Oh yeah, stack on Midyear planning. I have a great idea of where I want to go for residencies in and out of state, but I have to figure out who I'll be talking to and what questions to ask. I also have to prep my CV and get that squared away. I very recently came to the realization that not only do I want to do residency so I can be a clinical pharmacist, but I also would like to serve the US somehow in the US uniformed services. I say uniformed service because there is the army, navy, and air force under the department of defense, but there is also the public health service, which has a uniform, ranked members, and can be deployed to disaster areas (and overseas I think). The public health service, for those of you who don't know, are responsible for the FDA, Indian Health Service, CDER, and the CDC to name a few. So, on top of all the deadlines, I've got to figure out what the next five years of my life are going to look like. They all offer great opportunity and require, at the very least, immediate sacrifices in different areas.
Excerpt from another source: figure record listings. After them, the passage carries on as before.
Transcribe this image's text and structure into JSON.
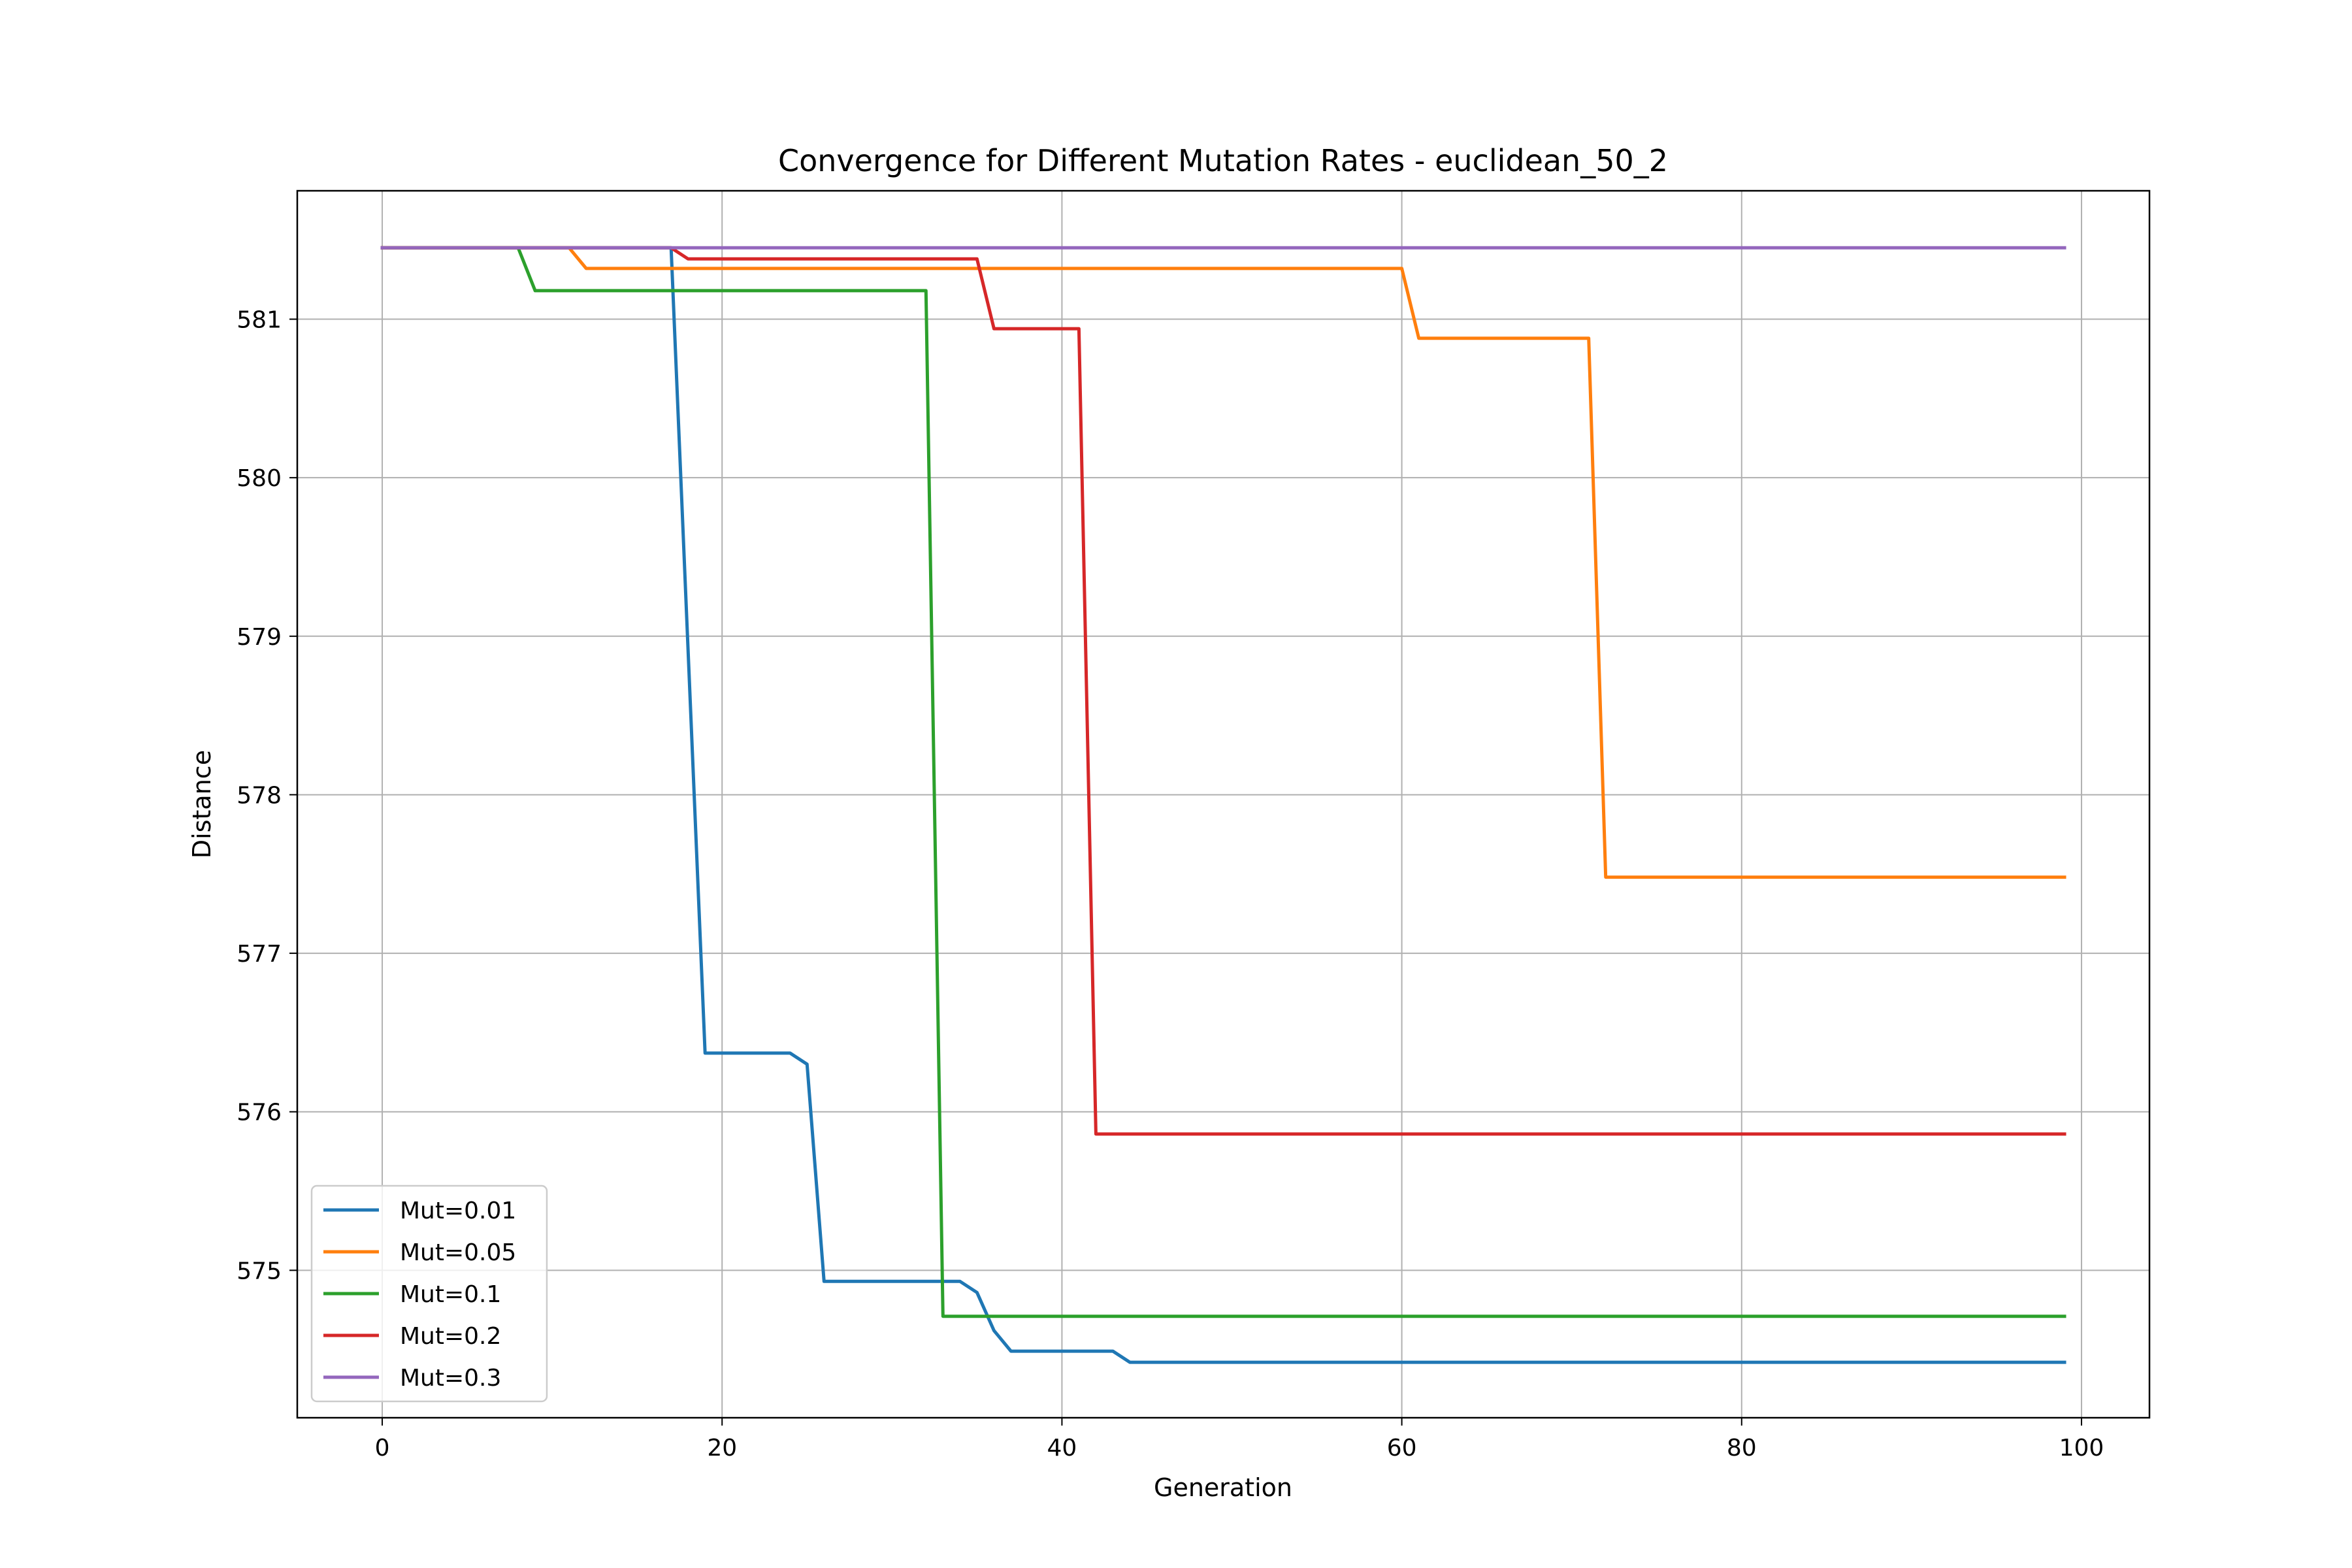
{
  "chart_data": {
    "type": "line",
    "title": "Convergence for Different Mutation Rates - euclidean_50_2",
    "xlabel": "Generation",
    "ylabel": "Distance",
    "xlim": [
      -5,
      104
    ],
    "ylim": [
      574.07,
      581.81
    ],
    "xticks": [
      0,
      20,
      40,
      60,
      80,
      100
    ],
    "yticks": [
      575,
      576,
      577,
      578,
      579,
      580,
      581
    ],
    "grid": true,
    "legend_position": "lower-left",
    "series": [
      {
        "name": "Mut=0.01",
        "color": "#1f77b4",
        "points": [
          [
            0,
            581.45
          ],
          [
            17,
            581.45
          ],
          [
            19,
            576.37
          ],
          [
            24,
            576.37
          ],
          [
            25,
            576.3
          ],
          [
            26,
            574.93
          ],
          [
            34,
            574.93
          ],
          [
            35,
            574.86
          ],
          [
            36,
            574.62
          ],
          [
            37,
            574.49
          ],
          [
            43,
            574.49
          ],
          [
            44,
            574.42
          ],
          [
            99,
            574.42
          ]
        ]
      },
      {
        "name": "Mut=0.05",
        "color": "#ff7f0e",
        "points": [
          [
            0,
            581.45
          ],
          [
            11,
            581.45
          ],
          [
            12,
            581.32
          ],
          [
            60,
            581.32
          ],
          [
            61,
            580.88
          ],
          [
            71,
            580.88
          ],
          [
            72,
            577.48
          ],
          [
            99,
            577.48
          ]
        ]
      },
      {
        "name": "Mut=0.1",
        "color": "#2ca02c",
        "points": [
          [
            0,
            581.45
          ],
          [
            8,
            581.45
          ],
          [
            9,
            581.18
          ],
          [
            32,
            581.18
          ],
          [
            33,
            574.71
          ],
          [
            99,
            574.71
          ]
        ]
      },
      {
        "name": "Mut=0.2",
        "color": "#d62728",
        "points": [
          [
            0,
            581.45
          ],
          [
            17,
            581.45
          ],
          [
            18,
            581.38
          ],
          [
            35,
            581.38
          ],
          [
            36,
            580.94
          ],
          [
            41,
            580.94
          ],
          [
            42,
            575.86
          ],
          [
            99,
            575.86
          ]
        ]
      },
      {
        "name": "Mut=0.3",
        "color": "#9467bd",
        "points": [
          [
            0,
            581.45
          ],
          [
            99,
            581.45
          ]
        ]
      }
    ]
  }
}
On the matter of residencies, I was told that I should think of stories concerning patient care that will be important on interviews. This brought up my lung transplant patients, so I asked about two gentlemen in particular when I saw my preceptor for that rotation. They are both doing well, but each had a bout in the hospital, which was quickly resolved. I then asked about another patient, Mrs. B. She was waiting for new lungs and was deteriorating. Her problem was that she was a small patient and a more rare blood type. Nothing came up. She passed away. I had talked to her a few times just one on one during rotation and got to know her a little bit. When I showed her my laptop and that you could write on it. She wrote "Please get me new lungs." half in good spirits, half pleading at that time, knowing there was nothing we could do to speed the process. It hit me hard to learn she passed. That's the risk you run when you get to know people and they want desperately to stay alive with a poor prognosis. Our system and modern medicine can't help everybody yet. I just wish that I see cases like Mrs. B as few and far between as fate, God, and human effort will allow.